17 В третьем письме Киреевский в наибольшей степени “взаимно исповедуетсяˮ сестре, говоря не столько о ней, сколько о себе и своей сокровенной жизни (“Сны для меня не безделица. Лучшая жизнь моя была во сне. Не смейся же, когда я так много говорю об них. Они вздор, но этот вздор доходит до сердца. К тому же с кем лучше тебя я могу разделить его?ˮ [1, с. 319]), о своей внешней жизни в Европе (“…брат и Рожалин вошли в мою комнату…ˮ [1, с. 318], “…у меня перед глазами все немцы да немцы…ˮ [1, с. 319], “Это письмо дойдет до тебя через месяц. Я тогда, вероятно, уже буду в Италииˮ [1, с. 320]), о личном отношении к Германии (“…Германию я не нелюблю, а ненавижу!ˮ [1, с. 319]) и к самой сестре (“…семечко от цветка: Иван да Марья я посажу к себе глубоко в мысли…ˮ [Там же], “…Милая Машка…ˮ [1, с. 320]). Как можно видеть, это весьма относительная исповедальность, преимущественно “душеизлияннаяˮ и совершенно не покаянная, как и в письмах Марии; меньшая даже, чем в ее письмах. Да и эту очень редуцированную исповедальность Киреевский прикрывает покровом “буффонадыˮ, вследствие чего нейтрализует, заканчивая письмо припиской: «Отгадала ли ты, Милая Машка, что это письмо писано после 3-х бутылок шампанского, выпитых за твое здоровье нами тремя (им, Петром и их общим другом Н.М. Рожалиным. – М.К.)? Я бы не послал тебе этот вздор, если бы не хотел доказать на деле, что ты не одна бываешь пьянаˮ [Там же]. Впрочем, стремление спрятаться за “буффонадойˮ говорит как раз о том, что представленная в письме редуцированная исповедальность, очевидно, переживалась его автором как исповедальность.

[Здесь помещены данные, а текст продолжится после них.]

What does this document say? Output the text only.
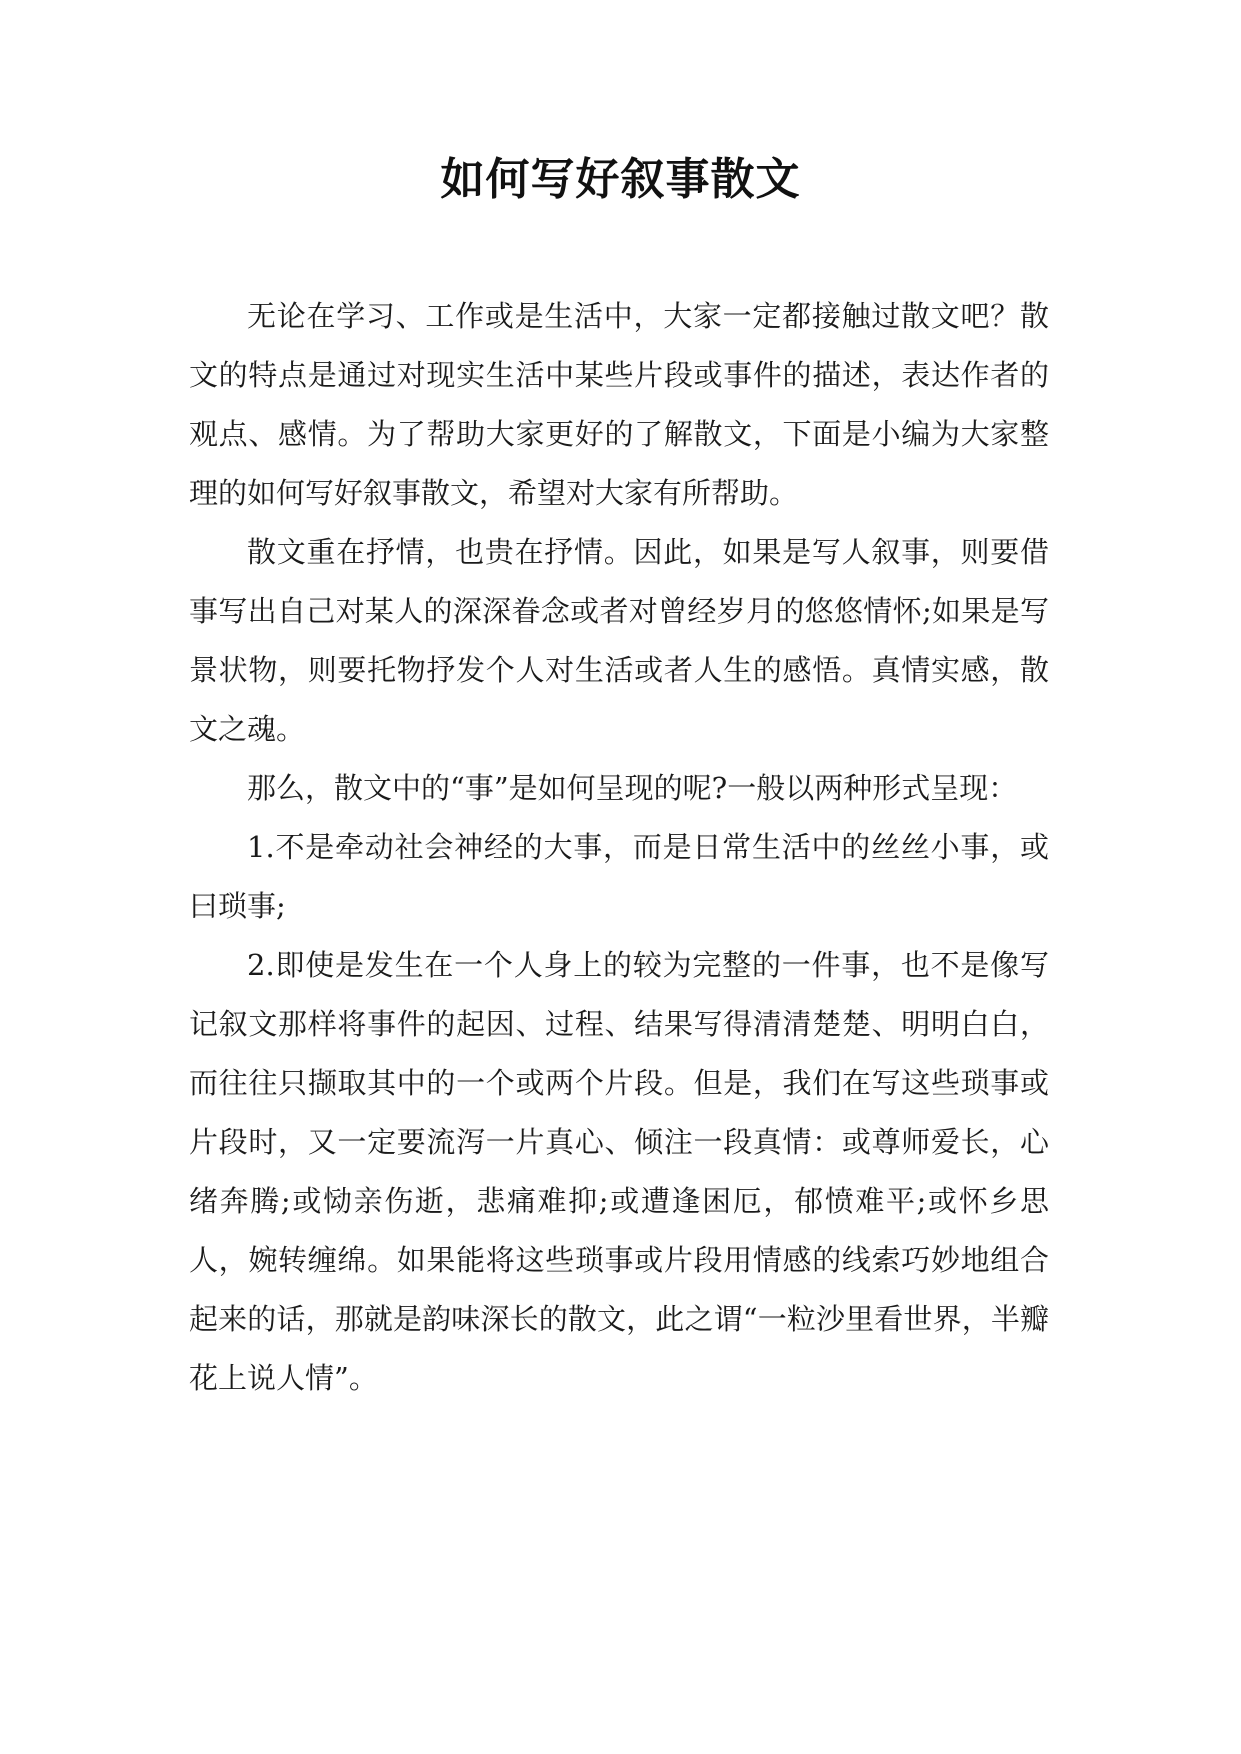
如何写好叙事散文

无论在学习、工作或是生活中，大家一定都接触过散文吧？散文的特点是通过对现实生活中某些片段或事件的描述，表达作者的观点、感情。为了帮助大家更好的了解散文，下面是小编为大家整理的如何写好叙事散文，希望对大家有所帮助。

散文重在抒情，也贵在抒情。因此，如果是写人叙事，则要借事写出自己对某人的深深眷念或者对曾经岁月的悠悠情怀;如果是写景状物，则要托物抒发个人对生活或者人生的感悟。真情实感，散文之魂。

那么，散文中的“事”是如何呈现的呢?一般以两种形式呈现：

1.不是牵动社会神经的大事，而是日常生活中的丝丝小事，或曰琐事;

2.即使是发生在一个人身上的较为完整的一件事，也不是像写记叙文那样将事件的起因、过程、结果写得清清楚楚、明明白白，而往往只撷取其中的一个或两个片段。但是，我们在写这些琐事或片段时，又一定要流泻一片真心、倾注一段真情：或尊师爱长，心绪奔腾;或恸亲伤逝，悲痛难抑;或遭逢困厄，郁愤难平;或怀乡思人，婉转缠绵。如果能将这些琐事或片段用情感的线索巧妙地组合起来的话，那就是韵味深长的散文，此之谓“一粒沙里看世界，半瓣花上说人情”。
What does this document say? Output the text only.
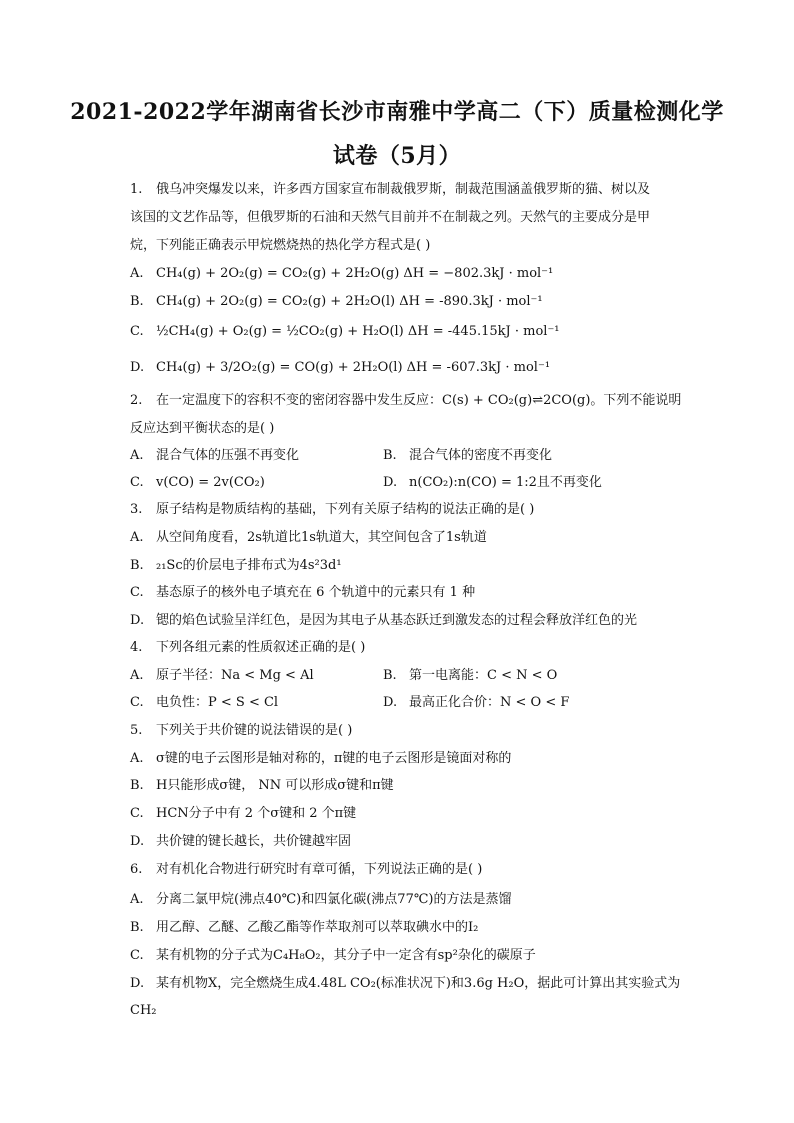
2021-2022学年湖南省长沙市南雅中学高二（下）质量检测化学
试卷（5月）
1. 俄乌冲突爆发以来，许多西方国家宣布制裁俄罗斯，制裁范围涵盖俄罗斯的猫、树以及
该国的文艺作品等，但俄罗斯的石油和天然气目前并不在制裁之列。天然气的主要成分是甲
烷，下列能正确表示甲烷燃烧热的热化学方程式是( )
A. CH₄(g) + 2O₂(g) = CO₂(g) + 2H₂O(g) ΔH = −802.3kJ · mol⁻¹
B. CH₄(g) + 2O₂(g) = CO₂(g) + 2H₂O(l) ΔH = -890.3kJ · mol⁻¹
C. ½CH₄(g) + O₂(g) = ½CO₂(g) + H₂O(l) ΔH = -445.15kJ · mol⁻¹
D. CH₄(g) + 3/2O₂(g) = CO(g) + 2H₂O(l) ΔH = -607.3kJ · mol⁻¹
2. 在一定温度下的容积不变的密闭容器中发生反应：C(s) + CO₂(g)⇌2CO(g)。下列不能说明
反应达到平衡状态的是( )
A. 混合气体的压强不再变化	B. 混合气体的密度不再变化
C. v(CO) = 2v(CO₂)	D. n(CO₂):n(CO) = 1:2且不再变化
3. 原子结构是物质结构的基础，下列有关原子结构的说法正确的是( )
A. 从空间角度看，2s轨道比1s轨道大，其空间包含了1s轨道
B. ₂₁Sc的价层电子排布式为4s²3d¹
C. 基态原子的核外电子填充在 6 个轨道中的元素只有 1 种
D. 锶的焰色试验呈洋红色，是因为其电子从基态跃迁到激发态的过程会释放洋红色的光
4. 下列各组元素的性质叙述正确的是( )
A. 原子半径：Na < Mg < Al	B. 第一电离能：C < N < O
C. 电负性：P < S < Cl	D. 最高正化合价：N < O < F
5. 下列关于共价键的说法错误的是( )
A. σ键的电子云图形是轴对称的，π键的电子云图形是镜面对称的
B. H只能形成σ键， NN 可以形成σ键和π键
C. HCN分子中有 2 个σ键和 2 个π键
D. 共价键的键长越长，共价键越牢固
6. 对有机化合物进行研究时有章可循，下列说法正确的是( )
A. 分离二氯甲烷(沸点40℃)和四氯化碳(沸点77℃)的方法是蒸馏
B. 用乙醇、乙醚、乙酸乙酯等作萃取剂可以萃取碘水中的I₂
C. 某有机物的分子式为C₄H₈O₂，其分子中一定含有sp²杂化的碳原子
D. 某有机物X，完全燃烧生成4.48L CO₂(标准状况下)和3.6g H₂O，据此可计算出其实验式为
CH₂
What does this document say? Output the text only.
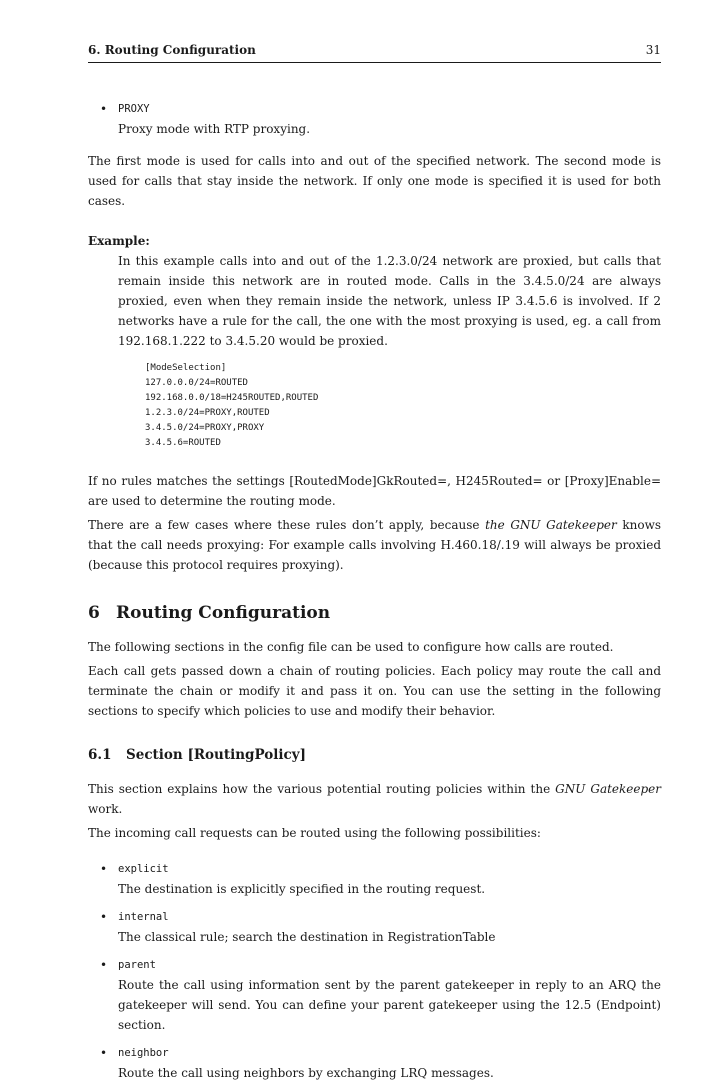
6. Routing Configuration	31
• PROXY
Proxy mode with RTP proxying.

The first mode is used for calls into and out of the specified network. The second mode is used for calls that stay inside the network. If only one mode is specified it is used for both cases.

Example:

In this example calls into and out of the 1.2.3.0/24 network are proxied, but calls that remain inside this network are in routed mode. Calls in the 3.4.5.0/24 are always proxied, even when they remain inside the network, unless IP 3.4.5.6 is involved. If 2 networks have a rule for the call, the one with the most proxying is used, eg. a call from 192.168.1.222 to 3.4.5.20 would be proxied.

[ModeSelection]
127.0.0.0/24=ROUTED
192.168.0.0/18=H245ROUTED,ROUTED
1.2.3.0/24=PROXY,ROUTED
3.4.5.0/24=PROXY,PROXY
3.4.5.6=ROUTED

If no rules matches the settings [RoutedMode]GkRouted=, H245Routed= or [Proxy]Enable= are used to determine the routing mode.

There are a few cases where these rules don’t apply, because the GNU Gatekeeper knows that the call needs proxying: For example calls involving H.460.18/.19 will always be proxied (because this protocol requires proxying).

6 Routing Configuration

The following sections in the config file can be used to configure how calls are routed.

Each call gets passed down a chain of routing policies. Each policy may route the call and terminate the chain or modify it and pass it on. You can use the setting in the following sections to specify which policies to use and modify their behavior.

6.1	Section [RoutingPolicy]

This section explains how the various potential routing policies within the GNU Gatekeeper work.

The incoming call requests can be routed using the following possibilities:

• explicit
The destination is explicitly specified in the routing request.
• internal
The classical rule; search the destination in RegistrationTable
• parent

Route the call using information sent by the parent gatekeeper in reply to an ARQ the gatekeeper will send. You can define your parent gatekeeper using the 12.5 (Endpoint) section.

• neighbor
Route the call using neighbors by exchanging LRQ messages.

18 Из всей семьи, оставшейся в Москве, Киреевский адресовал отдельные письма только сестре (и то не всегда), иначе доверительный эпистолярный диалог с ней не мог бы получиться. Всем остальным своим близким, к которым нередко присоединял и сестру, он писал принципиально “общиеˮ письма, что не раз оговаривал, считая очень важным: “…мне бы хотелось, чтобы мои письма были общие; мне бы не хотелось разделять тех, кого я люблю вместеˮ [1, с. 255], “…мне бы хотелось, чтобы письма мои были ко всем вам вместеˮ [1, с. 288]. Адресуя послания на имя матери, он действительно свободно обращался в них к разным членам семьи (“А ты, Машка, видно, в самом деле думаешь, что мне не интересны твои письма ?ˮ [1, с. 255], “Здравствуй, брат Вася! Отчего ты не пишешь ко мне? к следующей почте приготовь посланье в стихах…ˮ [1, с. 279]), настоятельно просил мать читать Марии “всеˮ [1, с. 261] его письма. Иногда отсылал сестру в личном письме – к общему (“Об верховой езде (о вопросе сестры, прилично ли ей, девушке, этим заниматься. – М.К.) я писал к Маминькеˮ [1, с. 320]. Подобные отсылки в личном письме – к общему, а в общем – диалоги с отдельными членами семьи имели целью, как очевидно, создать некий тотальный внутрисемейный эпистолярный диалог, стереть границу между персональными и общими письмами. С одной стороны, это, наверное, не могло не убавить градус исповедальности, предполагающей скорее доверительное общение по душам двоих – человека с человеком, чем общение с целым кругом, пусть и близких, лиц. С другой, очевидно, должно было, наоборот, ее упрочивать и усиливать, потому что Киреевский имел в виду именно предельно доверительный эпистолярный диалог целого – семейного – круга лиц, принципиально нераздельных.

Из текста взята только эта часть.